Konsekuensi nilai sekuler ini lanjut Mulawarman (2006b) telah
mengarahkan pendidikan akuntansi dengan tiga karakteristik utama.
Pertama adalah pendidikan
akuntansi sebagai desain ”perangkap hegemoni korporasi” (Mayper et.al. 2005)
serta diarahkan untuk “mengisi” peserta didik dalam memahami kepentingan
ekonomi (Amernic dan Craig 2004). Kondisi yang berlangsung lama ini kemudian
menjadi “dogma” akuntansi yang “universal” dan dilihat sebagai evolusi
pendekatan ekonomi positivistik (Truan dan Hughes 2003).

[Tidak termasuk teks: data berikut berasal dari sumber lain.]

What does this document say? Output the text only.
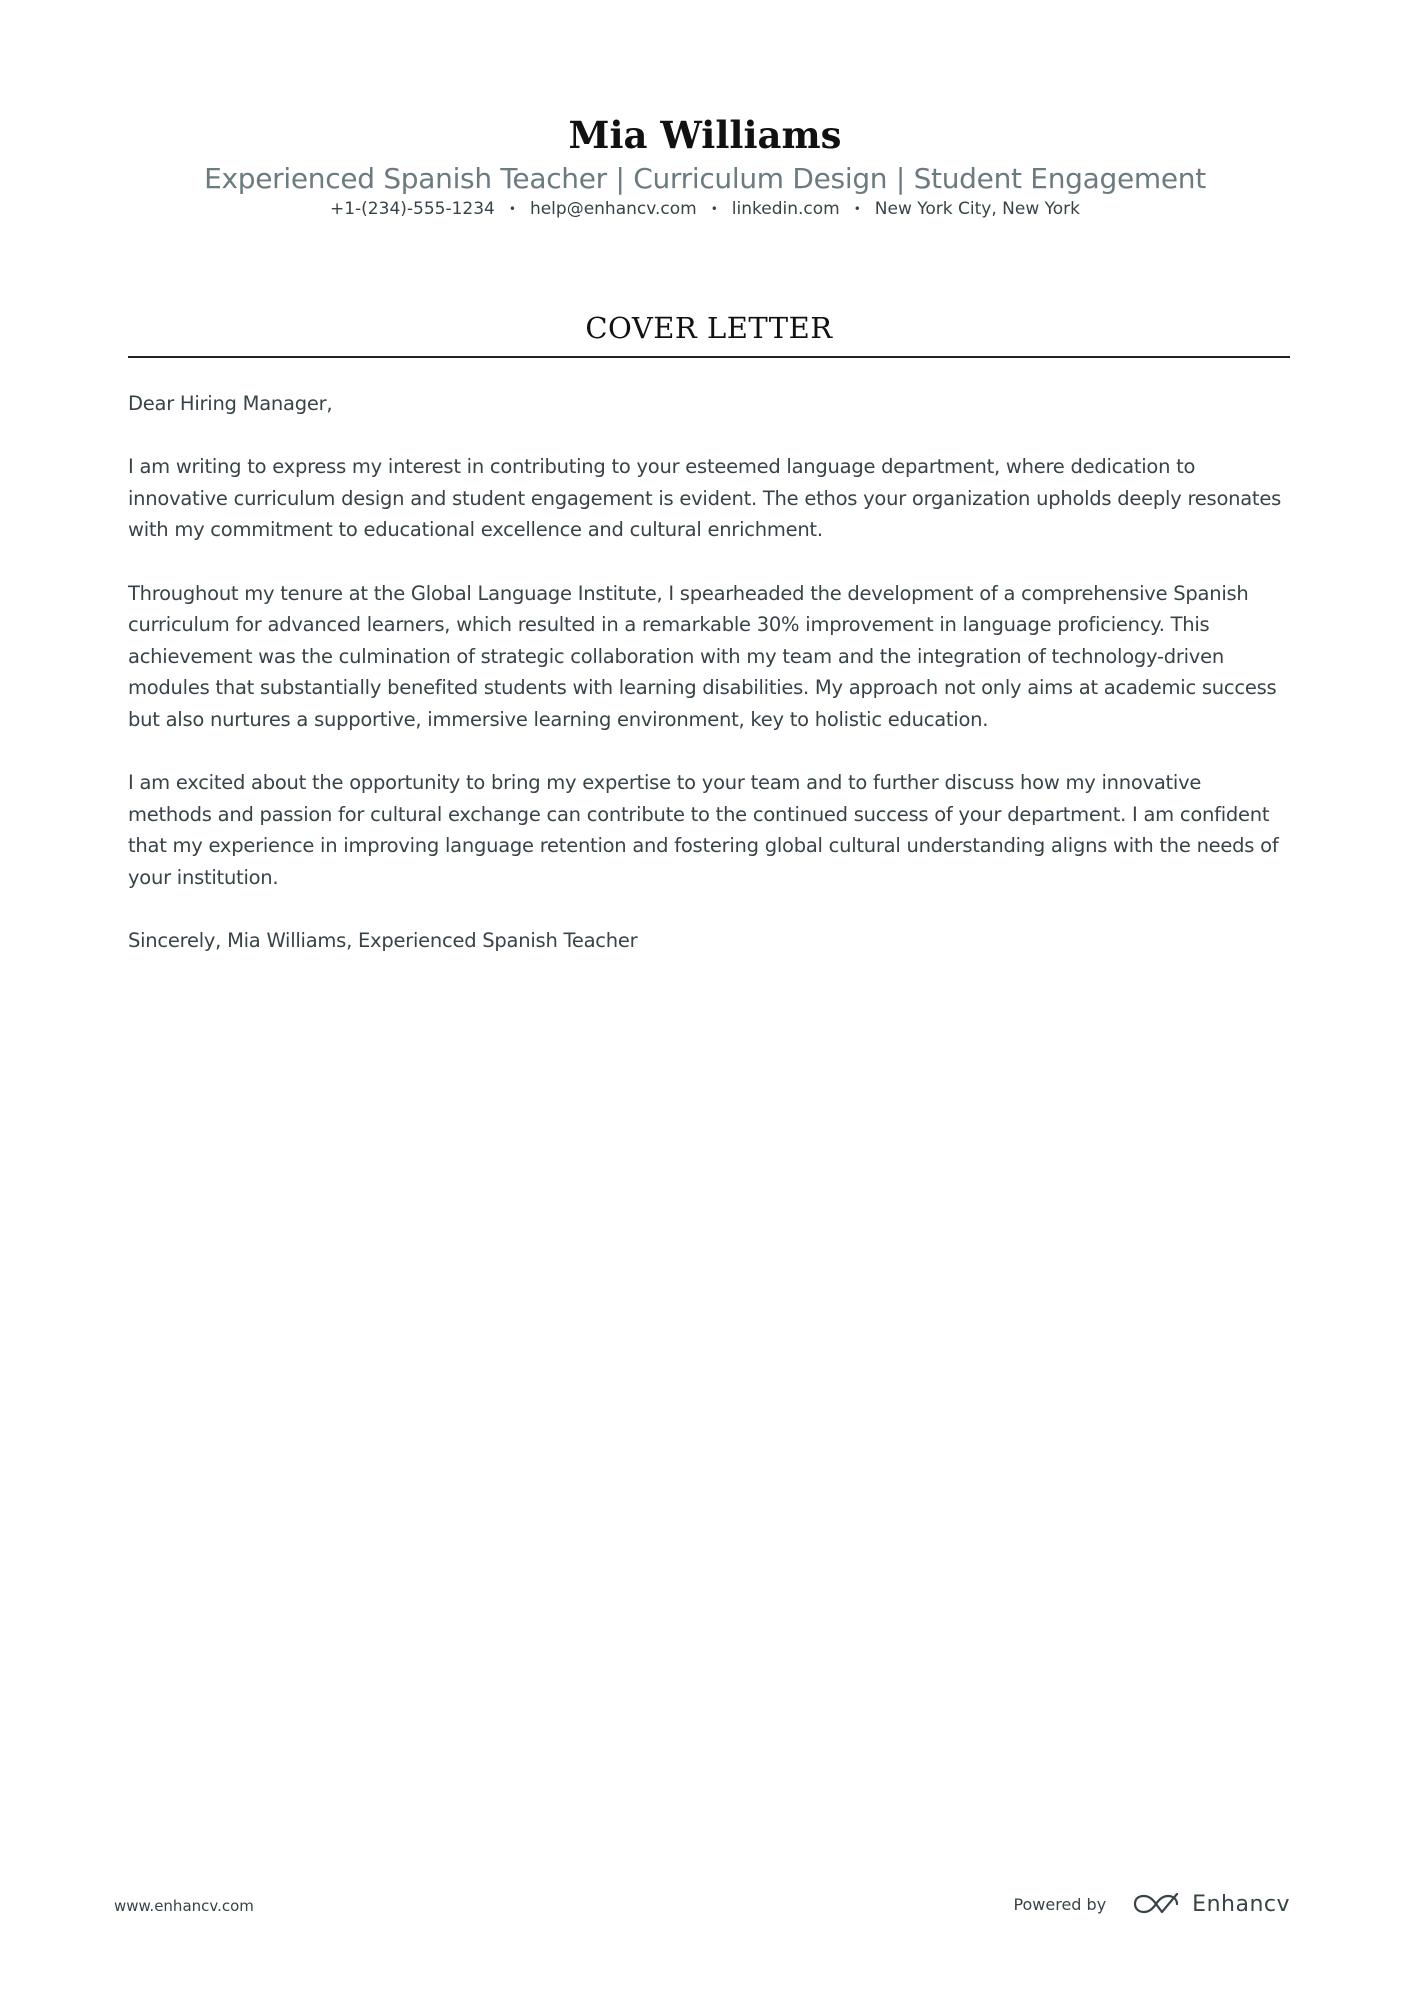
Mia Williams
Experienced Spanish Teacher | Curriculum Design | Student Engagement
+1-(234)-555-1234 • help@enhancv.com • linkedin.com • New York City, New York
COVER LETTER

Dear Hiring Manager,

I am writing to express my interest in contributing to your esteemed language department, where dedication to innovative curriculum design and student engagement is evident. The ethos your organization upholds deeply resonates with my commitment to educational excellence and cultural enrichment.

Throughout my tenure at the Global Language Institute, I spearheaded the development of a comprehensive Spanish curriculum for advanced learners, which resulted in a remarkable 30% improvement in language proficiency. This achievement was the culmination of strategic collaboration with my team and the integration of technology-driven modules that substantially benefited students with learning disabilities. My approach not only aims at academic success but also nurtures a supportive, immersive learning environment, key to holistic education.

I am excited about the opportunity to bring my expertise to your team and to further discuss how my innovative methods and passion for cultural exchange can contribute to the continued success of your department. I am confident that my experience in improving language retention and fostering global cultural understanding aligns with the needs of your institution.

Sincerely, Mia Williams, Experienced Spanish Teacher

www.enhancv.com	Powered by	Enhancv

Kedua adalah pandangan pembelajaran yang dijalankan di Indonesia
masih didasarkan pada konsepsi pembelajaran reproductive view of learning dan
kurang menggunakan konsep “constructive view of learning (Byrne dan Flood
2004).
Ketiga adalah pandangan pembelajaran seperti ini menyebabkan
mahasiswa tidak dapat menyelesaikan masalah-masalah kontekstual dan selalu
berubah-ubah. Pendidikan akuntansi dengan pandangan pembelajaran reproduktif
jelas tidak dapat melihat pentingnya membekali mahasiswa menjadi pionir-pionir
pemberdayaan masyarakat. Mereka menjadi pribadi-pribadi yang asing dengan
lingkungannya tetapi lebih akrab dengan dunia bisnis yang bergelimang peredaran
dana ratusan miliar per hari di pasar modal.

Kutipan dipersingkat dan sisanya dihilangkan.